At least your guy is attempting to change it but I definitely wouldn't worry about it or bother changing it back to your maiden name. Tell him you'll change it after you're married, you'll see how worried about it he is then.
congratulations!!!
You have more important things to concentrate your efforts on.. Your last name will change soon enough.
I'm Team You in that the name change seems like a waste of time and money.
From what you've said, he seems a bit manipulative and controlling. In the scheme of things, this really isn't a big deal so I don't know why he's trying to make you feel bad/guilty.
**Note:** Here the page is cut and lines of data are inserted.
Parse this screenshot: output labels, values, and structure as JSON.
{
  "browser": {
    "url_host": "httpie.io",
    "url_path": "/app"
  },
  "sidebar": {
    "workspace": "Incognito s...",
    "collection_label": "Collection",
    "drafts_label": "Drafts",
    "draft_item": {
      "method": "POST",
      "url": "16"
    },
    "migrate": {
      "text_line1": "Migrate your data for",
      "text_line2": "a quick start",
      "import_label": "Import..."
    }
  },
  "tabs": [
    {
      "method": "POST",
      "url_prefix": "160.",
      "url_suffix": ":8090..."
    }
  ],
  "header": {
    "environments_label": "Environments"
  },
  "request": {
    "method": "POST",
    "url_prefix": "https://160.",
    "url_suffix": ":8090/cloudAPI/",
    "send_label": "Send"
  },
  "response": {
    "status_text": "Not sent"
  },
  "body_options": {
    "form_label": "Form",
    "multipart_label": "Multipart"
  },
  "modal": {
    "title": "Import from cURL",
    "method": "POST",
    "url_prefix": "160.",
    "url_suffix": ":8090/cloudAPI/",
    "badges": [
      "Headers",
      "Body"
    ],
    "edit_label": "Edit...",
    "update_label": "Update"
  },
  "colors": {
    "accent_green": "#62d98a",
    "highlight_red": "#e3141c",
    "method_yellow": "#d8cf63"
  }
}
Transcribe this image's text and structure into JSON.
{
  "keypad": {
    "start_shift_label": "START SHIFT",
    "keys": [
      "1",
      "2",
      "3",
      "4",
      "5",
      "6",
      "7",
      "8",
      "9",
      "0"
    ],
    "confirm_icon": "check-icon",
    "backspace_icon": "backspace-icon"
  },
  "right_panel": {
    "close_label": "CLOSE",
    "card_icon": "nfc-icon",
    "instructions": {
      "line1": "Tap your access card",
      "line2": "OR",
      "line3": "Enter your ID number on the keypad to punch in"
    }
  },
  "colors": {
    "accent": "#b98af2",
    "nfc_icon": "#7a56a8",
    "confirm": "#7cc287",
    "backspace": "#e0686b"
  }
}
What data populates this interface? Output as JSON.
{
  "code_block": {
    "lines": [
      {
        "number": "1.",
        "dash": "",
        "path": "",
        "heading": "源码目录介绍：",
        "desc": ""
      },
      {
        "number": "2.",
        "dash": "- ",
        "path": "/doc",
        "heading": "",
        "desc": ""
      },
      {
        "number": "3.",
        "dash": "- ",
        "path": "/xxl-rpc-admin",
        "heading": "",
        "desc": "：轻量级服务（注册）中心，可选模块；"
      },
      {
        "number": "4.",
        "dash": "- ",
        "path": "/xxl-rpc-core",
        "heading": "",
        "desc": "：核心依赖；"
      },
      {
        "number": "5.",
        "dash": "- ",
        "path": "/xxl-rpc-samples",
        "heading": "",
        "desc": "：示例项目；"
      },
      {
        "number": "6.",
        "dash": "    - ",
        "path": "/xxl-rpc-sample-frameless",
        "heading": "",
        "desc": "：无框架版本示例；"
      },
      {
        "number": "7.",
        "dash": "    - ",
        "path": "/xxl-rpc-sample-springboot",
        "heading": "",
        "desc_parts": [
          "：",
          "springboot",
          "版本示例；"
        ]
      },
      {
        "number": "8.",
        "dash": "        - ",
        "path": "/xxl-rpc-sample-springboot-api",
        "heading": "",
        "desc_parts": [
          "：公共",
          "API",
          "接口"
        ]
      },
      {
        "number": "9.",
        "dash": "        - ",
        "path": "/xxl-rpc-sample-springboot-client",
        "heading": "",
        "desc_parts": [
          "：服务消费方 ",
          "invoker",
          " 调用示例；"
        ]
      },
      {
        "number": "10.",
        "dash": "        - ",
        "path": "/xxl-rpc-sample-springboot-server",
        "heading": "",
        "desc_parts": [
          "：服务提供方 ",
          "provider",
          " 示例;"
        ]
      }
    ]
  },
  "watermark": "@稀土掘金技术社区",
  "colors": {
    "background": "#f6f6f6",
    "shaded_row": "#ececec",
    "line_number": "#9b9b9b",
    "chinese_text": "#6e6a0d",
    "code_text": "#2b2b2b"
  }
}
Also I would probably be a jerk right back if he called me Mrs Collins with some retort along the lines of "yep that's my name"
DD Born 5.9.12
MC March 2016@8.5w
Expecting #2 4/30/17
When it comes to your last name, you are not wrong in the slightest. You are being pragmatic. He is being emotional.
When it comes to his ex wife's name, he can't really force her to change it. I suspect the difference in the reaction is because he doesn't really care about or want to deal with her. Don't let that phase you.
Anyway, when it comes to documentation and legalities, always go with the pragmatic view. It's less costly.
Lilo and Stitch (2002)
DD1 7/31/2008
DD2 6/16/2010
DD3 5/10/2012
IUD surprise pregnancy/MC 2015
Little Rainbow Due 10/2/2016
at least the second time will go fast!
Also congrats!!!!! I'm excited for you!